Of equal concern to the industry is the fact that most of the stocks in the market are fresh stock. Industry doesn’t find any evidence of the two lakh tonnes-plus buffer stock as stated by the Rubber Board. This further lends credence to the industry’s contention that the buffer stock is only on paper. At these prices points, rubber prices have even overshot international prices by Rs 6-8 a kg in case of sheet rubber and Rs 20-25 a kg in case of block rubber. However, due to continuing inverted duty structure, imports are not a viable option either, Mr Budhraja added.

Meanwhile, there were hardly any buyers for lower grade lots in the market and arrivals were virtually nil. The lower grades were most often bought by smaller companies mainly manufacturing cycle and rickshaw tubes that have totally gone off the market, Mr N. Radhakrishnan, former President of the Cochin Rubber Merchants Association, said. Cycle and rickshaw tyre and tubes are highly price-elastic and consumers will not be willing to buy at the current high prices.

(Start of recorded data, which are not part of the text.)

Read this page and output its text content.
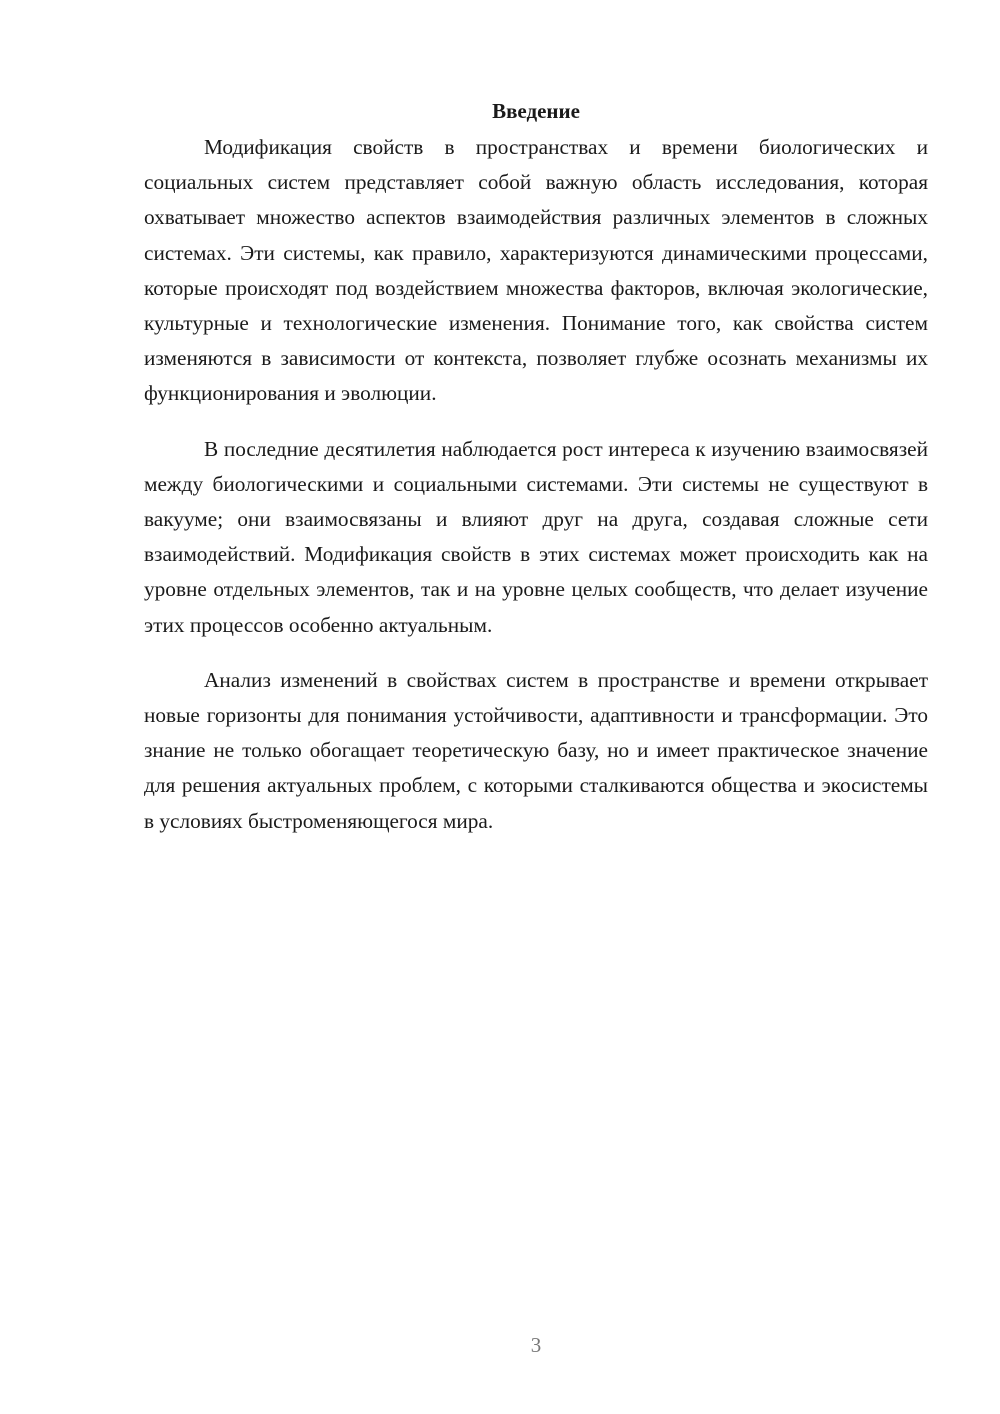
Введение

Модификация свойств в пространствах и времени биологических и социальных систем представляет собой важную область исследования, которая охватывает множество аспектов взаимодействия различных элементов в сложных системах. Эти системы, как правило, характеризуются динамическими процессами, которые происходят под воздействием множества факторов, включая экологические, культурные и технологические изменения. Понимание того, как свойства систем изменяются в зависимости от контекста, позволяет глубже осознать механизмы их функционирования и эволюции.

В последние десятилетия наблюдается рост интереса к изучению взаимосвязей между биологическими и социальными системами. Эти системы не существуют в вакууме; они взаимосвязаны и влияют друг на друга, создавая сложные сети взаимодействий. Модификация свойств в этих системах может происходить как на уровне отдельных элементов, так и на уровне целых сообществ, что делает изучение этих процессов особенно актуальным.

Анализ изменений в свойствах систем в пространстве и времени открывает новые горизонты для понимания устойчивости, адаптивности и трансформации. Это знание не только обогащает теоретическую базу, но и имеет практическое значение для решения актуальных проблем, с которыми сталкиваются общества и экосистемы в условиях быстроменяющегося мира.

3
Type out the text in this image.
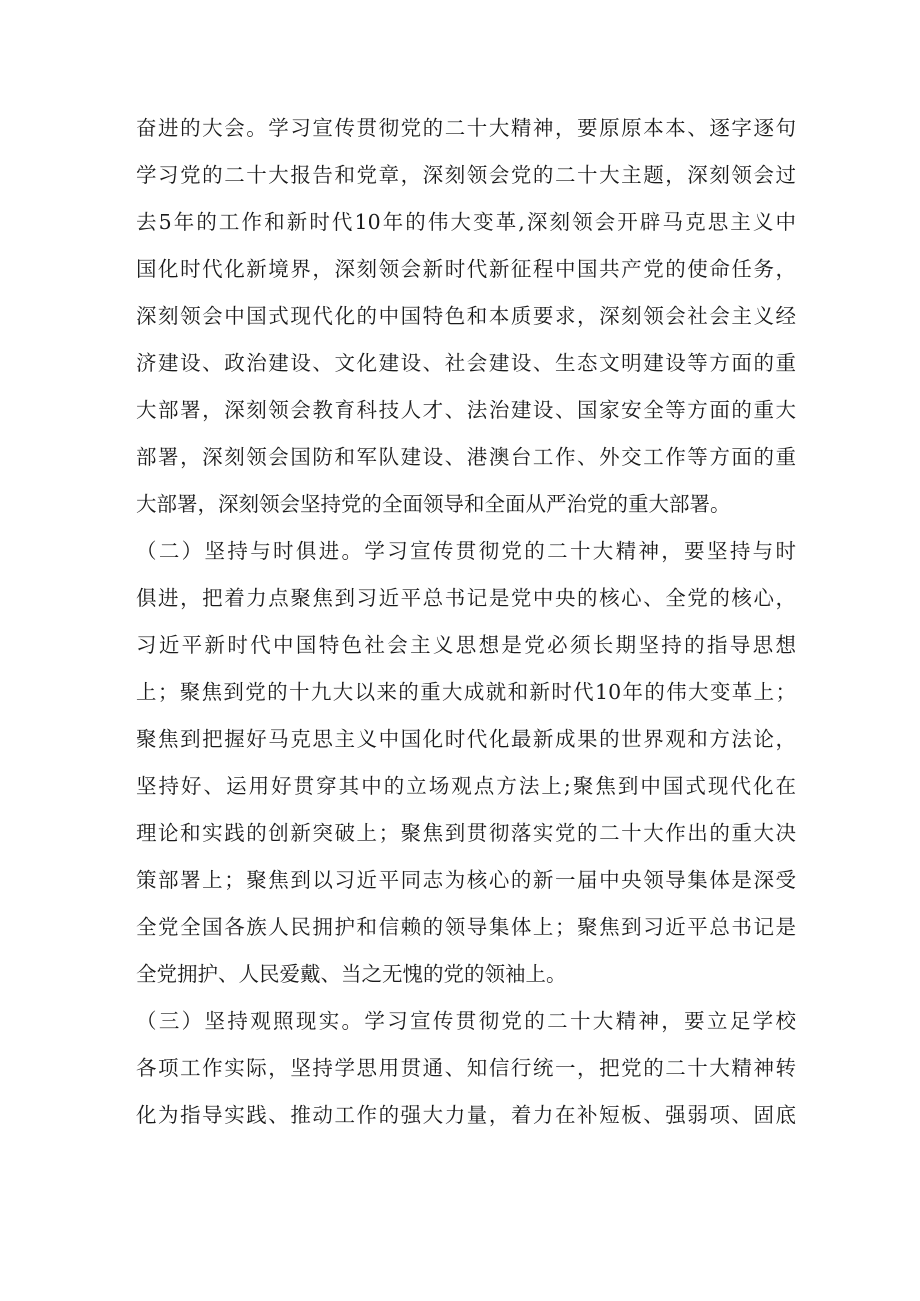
奋进的大会。学习宣传贯彻党的二十大精神，要原原本本、逐字逐句
学习党的二十大报告和党章，深刻领会党的二十大主题，深刻领会过
去5年的工作和新时代10年的伟大变革,深刻领会开辟马克思主义中
国化时代化新境界，深刻领会新时代新征程中国共产党的使命任务，
深刻领会中国式现代化的中国特色和本质要求，深刻领会社会主义经
济建设、政治建设、文化建设、社会建设、生态文明建设等方面的重
大部署，深刻领会教育科技人才、法治建设、国家安全等方面的重大
部署，深刻领会国防和军队建设、港澳台工作、外交工作等方面的重
大部署，深刻领会坚持党的全面领导和全面从严治党的重大部署。
（二）坚持与时俱进。学习宣传贯彻党的二十大精神，要坚持与时
俱进，把着力点聚焦到习近平总书记是党中央的核心、全党的核心，
习近平新时代中国特色社会主义思想是党必须长期坚持的指导思想
上；聚焦到党的十九大以来的重大成就和新时代10年的伟大变革上；
聚焦到把握好马克思主义中国化时代化最新成果的世界观和方法论，
坚持好、运用好贯穿其中的立场观点方法上;聚焦到中国式现代化在
理论和实践的创新突破上；聚焦到贯彻落实党的二十大作出的重大决
策部署上；聚焦到以习近平同志为核心的新一届中央领导集体是深受
全党全国各族人民拥护和信赖的领导集体上；聚焦到习近平总书记是
全党拥护、人民爱戴、当之无愧的党的领袖上。
（三）坚持观照现实。学习宣传贯彻党的二十大精神，要立足学校
各项工作实际，坚持学思用贯通、知信行统一，把党的二十大精神转
化为指导实践、推动工作的强大力量，着力在补短板、强弱项、固底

Also, there was relative convergence between rubber futures and spot prices. While the divergence between rubber futures and spot prices had flared up last month in anticipation of lower tapping and subdued arrivals in the market, that trend seems to be reversing at the moment, a trader in the futures market said.

Arrivals may rise

Besides, arrivals are expected to perk up in the coming months as the monsoon begins to wane and the productivity of the trees increases. There is also apprehension that with international prices lagging behind domestic prices, how far could the price surge be sustained in the market. But the growers are happy reaping windfall gains which they would not have believed possible six months ago.

Reports also indicate that there have been not been significant slowdown in tapping operations due to the monsoon. The intermittent nature of the rains and high prices have encouraged the farmer to continue with his tapping operations. Also, over 75 per cent of the rubber trees are rain guarded in order to pursue unhindered tapping operations even during the rainy season.

Spot rubber continued to explore record highs on Monday. The market opened with a gap after being closed for a hartal on Saturday and improved sharply on covering purchases to fill the gap between the domestic rubber futures on NMCE. Sheet rubber flared up to Rs 180 from Rs 177 a kg, gaining further strength from short supplies. Meanwhile, intensified rain was reported from the plantation areas and the market made all-round gains even amidst below-average volumes.

On the National Multi Commodity Exchange, the July series weakened to Rs180.51 (181.94), August to Rs 173.75 (174.53), September to Rs166.98 (167.93) and October to Rs 162.90 (164.54) a kg for RSS 4. On Tokyo Commodity Exchange, the July futures increased to ¥367.1 / Rs 189.66 (¥363.7), September to ¥321.3 (¥319.9), October to ¥300.2 (¥297.7) , November to ¥289.5 (284.7) and December to ¥283.8 (278.6) while the August futures closed flat at ¥340.2 (¥ 340.2) a kg for RSS 3 during the day session. The July futures slipped to ¥365 (Rs 188.54), August to ¥335.9, September to ¥319.5, October to ¥299 and November to ¥289 while the December futures closed steady at ¥283.8 a kg during the night session. RSS 3 (spot) firmed up to Rs 170.95 (169.98) a kg at Bangkok. Spot rubber prices (Rs/kg) follow: RSS-4: 180 (177); RSS-5: 178 (174); Ungraded: 176 (172); ISNR 20: 158 (156) and Latex 60 per cent: 127 (122).